Using a 19MM" socket and long breaker bar, release the tension of the serpentine belt and remove it. Then remove the 2 bolts that hold the fan shroud on place. Once the fan shroud is loose, then slide a large piece of cardboard between the radiator and the fan blades. This helps protect the radiator. If you seriously ding the radiator, you may end up with a leak that requires you to remove the radiator and get it repaired. Next remove the 4 bolts from the fan blade clutch. Then you can lit the fan blades, fan clutch assembly and fan shroud out together. Again, be careful not to ding the radiator.

If you have a 5 speed, put the transmission in 5th gear. If you have an auto trans, someone else will have to suggest something to keep the engine from turning. Use a 15/16” socket, short extension bar and a LOONNGGG breaker bar or ratchet to loosen the harmonic balancer mounting bolt. Remove the bolt and washer, take the washer off the bolt and screw the bolt back into the crankshaft 4-6 turns. Then mount the balancer puller on the harmonic balancer and crank away until the balancer hits the bolt. If you are lucky you may get a balancer puller that has a special round block that fits in the balancer bolt hole and seats up against the crankshaft. This saves using the bolt and having to remove the balancer puller midway in the job to get the bolt out of the way. Be sure to never tighten up the balancer puller main bolt unless you have something in place to prevent it for damaging the threads in the crankshaft. That is the purpose of either putting the balancer bolt back in the crankshaft or using the round thread protector block.


See
View: https://www.youtube.com/watch?v=ylyq6Iz5qYk
for some ideas it isn’t for a Mustang, but it will be of some use.

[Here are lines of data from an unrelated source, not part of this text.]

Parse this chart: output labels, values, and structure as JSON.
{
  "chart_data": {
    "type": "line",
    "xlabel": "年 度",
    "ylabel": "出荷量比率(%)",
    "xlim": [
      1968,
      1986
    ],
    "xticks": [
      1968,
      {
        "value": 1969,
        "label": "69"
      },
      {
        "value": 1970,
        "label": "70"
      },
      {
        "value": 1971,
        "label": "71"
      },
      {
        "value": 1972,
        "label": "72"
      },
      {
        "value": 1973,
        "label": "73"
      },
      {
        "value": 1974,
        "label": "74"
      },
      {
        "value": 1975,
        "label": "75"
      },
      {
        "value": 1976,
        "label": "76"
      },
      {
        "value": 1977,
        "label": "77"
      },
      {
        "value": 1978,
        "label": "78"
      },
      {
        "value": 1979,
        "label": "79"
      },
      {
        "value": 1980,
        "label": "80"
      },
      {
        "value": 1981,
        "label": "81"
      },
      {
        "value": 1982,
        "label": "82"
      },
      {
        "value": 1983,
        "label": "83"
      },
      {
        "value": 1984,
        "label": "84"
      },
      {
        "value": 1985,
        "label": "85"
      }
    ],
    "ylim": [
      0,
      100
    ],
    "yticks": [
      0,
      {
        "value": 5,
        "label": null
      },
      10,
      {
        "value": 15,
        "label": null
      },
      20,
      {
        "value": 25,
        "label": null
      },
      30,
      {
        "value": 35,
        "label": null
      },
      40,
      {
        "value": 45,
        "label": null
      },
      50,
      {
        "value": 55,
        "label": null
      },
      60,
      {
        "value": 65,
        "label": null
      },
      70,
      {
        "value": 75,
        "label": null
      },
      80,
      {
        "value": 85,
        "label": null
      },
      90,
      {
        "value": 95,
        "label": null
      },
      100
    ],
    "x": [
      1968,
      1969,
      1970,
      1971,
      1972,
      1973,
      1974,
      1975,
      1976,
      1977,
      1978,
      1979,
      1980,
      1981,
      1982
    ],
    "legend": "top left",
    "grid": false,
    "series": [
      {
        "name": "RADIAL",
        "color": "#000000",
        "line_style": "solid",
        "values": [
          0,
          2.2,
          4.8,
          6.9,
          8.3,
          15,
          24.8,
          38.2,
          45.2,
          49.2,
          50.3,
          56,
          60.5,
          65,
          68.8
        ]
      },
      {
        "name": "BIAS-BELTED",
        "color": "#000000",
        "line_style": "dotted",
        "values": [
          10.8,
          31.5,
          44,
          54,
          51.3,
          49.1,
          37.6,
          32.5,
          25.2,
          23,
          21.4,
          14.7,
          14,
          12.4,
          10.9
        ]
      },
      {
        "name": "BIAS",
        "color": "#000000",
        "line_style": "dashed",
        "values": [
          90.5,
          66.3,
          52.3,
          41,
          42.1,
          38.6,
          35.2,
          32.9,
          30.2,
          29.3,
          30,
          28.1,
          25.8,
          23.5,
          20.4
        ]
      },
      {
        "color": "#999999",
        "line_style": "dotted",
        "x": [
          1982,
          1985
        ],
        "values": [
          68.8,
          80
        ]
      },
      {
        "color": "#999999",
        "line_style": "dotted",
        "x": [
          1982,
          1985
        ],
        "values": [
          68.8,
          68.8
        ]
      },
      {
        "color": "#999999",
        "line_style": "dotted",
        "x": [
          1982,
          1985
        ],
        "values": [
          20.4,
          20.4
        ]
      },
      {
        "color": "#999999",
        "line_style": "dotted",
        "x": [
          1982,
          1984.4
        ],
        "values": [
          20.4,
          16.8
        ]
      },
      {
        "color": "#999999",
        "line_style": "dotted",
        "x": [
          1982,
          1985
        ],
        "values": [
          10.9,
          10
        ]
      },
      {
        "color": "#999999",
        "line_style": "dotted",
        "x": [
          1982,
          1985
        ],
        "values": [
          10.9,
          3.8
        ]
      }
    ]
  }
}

Now that you have it out, smear some Never Seez all the way around on the crankshaft. Then put a dab on the balancer bolt threads and underside of the bolt head. Line the keyway on the crankshaft up with the slot in the balancer hub and press it on. Use the balancer mount bolt to get it seated in place, torque to 70-90 ft./lbs. for final tightening. Put the rest of parts back in place; watch out that you get the fan shroud tabs stuck back in their mount slots on the bottom of the radiator. Take a 5/16" fine thread bolt with the head cut off and thread it into the water pump flange. That will help you line up the fan clutch with the bolts holes in the water pump flange. Then put the fan assembly mount bolts in and take out the 5//16" headless bolt you used as an alignment aid. Make sure that the fan assembly is bolted down tight. Then remove the cardboard from between the fan shroud and radiator and tighten the 2 bolts that hold it in place.